Postales inolvidables del deporte argentino. Que también se asocian a las epopeyas de otros enormes campeones y figuras de la talla de Roberto De Vicenzo, Delfo Cabrera, Lionel Messi, Paula Pareto, Luciana Aymar, Hugo Conte, Juan Carlos Harriott (h.), Santiago Lange, Juan Curuchet, Carlos Reutemann, Gabriela Sabatini, Jeanette Campbell, Alberto Demiddi, Adolfo Cambiaso (h) y tantos otros. Nada les quitará su lugar en la historia.

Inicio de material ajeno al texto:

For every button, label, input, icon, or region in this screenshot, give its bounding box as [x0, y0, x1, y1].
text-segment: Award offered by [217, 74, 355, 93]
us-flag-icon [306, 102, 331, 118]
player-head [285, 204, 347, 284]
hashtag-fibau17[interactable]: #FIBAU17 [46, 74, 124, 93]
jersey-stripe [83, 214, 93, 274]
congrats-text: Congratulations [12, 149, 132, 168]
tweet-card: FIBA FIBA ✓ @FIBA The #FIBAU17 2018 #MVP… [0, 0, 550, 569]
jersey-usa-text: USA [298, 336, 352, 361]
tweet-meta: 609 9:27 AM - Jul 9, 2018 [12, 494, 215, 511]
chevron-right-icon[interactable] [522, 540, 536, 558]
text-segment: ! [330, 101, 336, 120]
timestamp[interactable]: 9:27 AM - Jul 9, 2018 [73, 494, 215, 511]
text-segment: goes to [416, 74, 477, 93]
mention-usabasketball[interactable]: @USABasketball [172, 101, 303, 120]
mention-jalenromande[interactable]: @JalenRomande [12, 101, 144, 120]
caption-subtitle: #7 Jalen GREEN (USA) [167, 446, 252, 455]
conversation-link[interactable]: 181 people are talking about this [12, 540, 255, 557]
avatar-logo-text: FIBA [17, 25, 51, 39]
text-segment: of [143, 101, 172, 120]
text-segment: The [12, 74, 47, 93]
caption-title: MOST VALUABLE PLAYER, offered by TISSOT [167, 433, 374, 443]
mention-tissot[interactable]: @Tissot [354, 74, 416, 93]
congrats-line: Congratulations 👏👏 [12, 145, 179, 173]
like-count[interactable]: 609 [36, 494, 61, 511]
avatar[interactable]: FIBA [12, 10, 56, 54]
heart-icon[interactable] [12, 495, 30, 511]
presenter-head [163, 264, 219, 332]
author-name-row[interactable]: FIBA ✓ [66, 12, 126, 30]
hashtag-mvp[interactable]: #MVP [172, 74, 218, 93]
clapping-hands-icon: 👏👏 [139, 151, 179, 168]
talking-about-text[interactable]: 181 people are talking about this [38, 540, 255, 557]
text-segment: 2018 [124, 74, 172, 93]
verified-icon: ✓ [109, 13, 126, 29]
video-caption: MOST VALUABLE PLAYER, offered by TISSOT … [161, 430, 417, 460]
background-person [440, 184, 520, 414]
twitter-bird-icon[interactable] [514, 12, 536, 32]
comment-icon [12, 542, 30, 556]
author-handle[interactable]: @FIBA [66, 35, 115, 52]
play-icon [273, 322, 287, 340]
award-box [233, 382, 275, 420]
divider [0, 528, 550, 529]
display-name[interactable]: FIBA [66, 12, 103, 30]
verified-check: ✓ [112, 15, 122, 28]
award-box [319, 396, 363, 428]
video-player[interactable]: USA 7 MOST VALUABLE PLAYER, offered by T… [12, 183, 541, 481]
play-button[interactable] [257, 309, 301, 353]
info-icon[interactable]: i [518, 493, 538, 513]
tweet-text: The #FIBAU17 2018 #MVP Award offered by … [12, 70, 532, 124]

Cuando se busca el porqué de los milagros deportivos argentinos, habrá que hurgar en la rebeldía, en la capacidad de sobreponerse a las adversidades. Un país que, social y económicamente, no debiera generar fenomenales impactos como el que se consumó este sábado en Sydney de la mano de unos increíbles Pumas que hicieron llorar a muchos, incluidas leyendas del deporte. O aquella vez en Roma hace medio siglo. O en Zagreb, acá nomás en el tiempo. Un deporte argentino que sabe construir desde las entrañas, el dolor y el esfuerzo para simplemente ser.
"¿Nos moriremos sin haber visto a los Pumas ganarle a los All Blacks?". Bueno, el cielo puede esperar.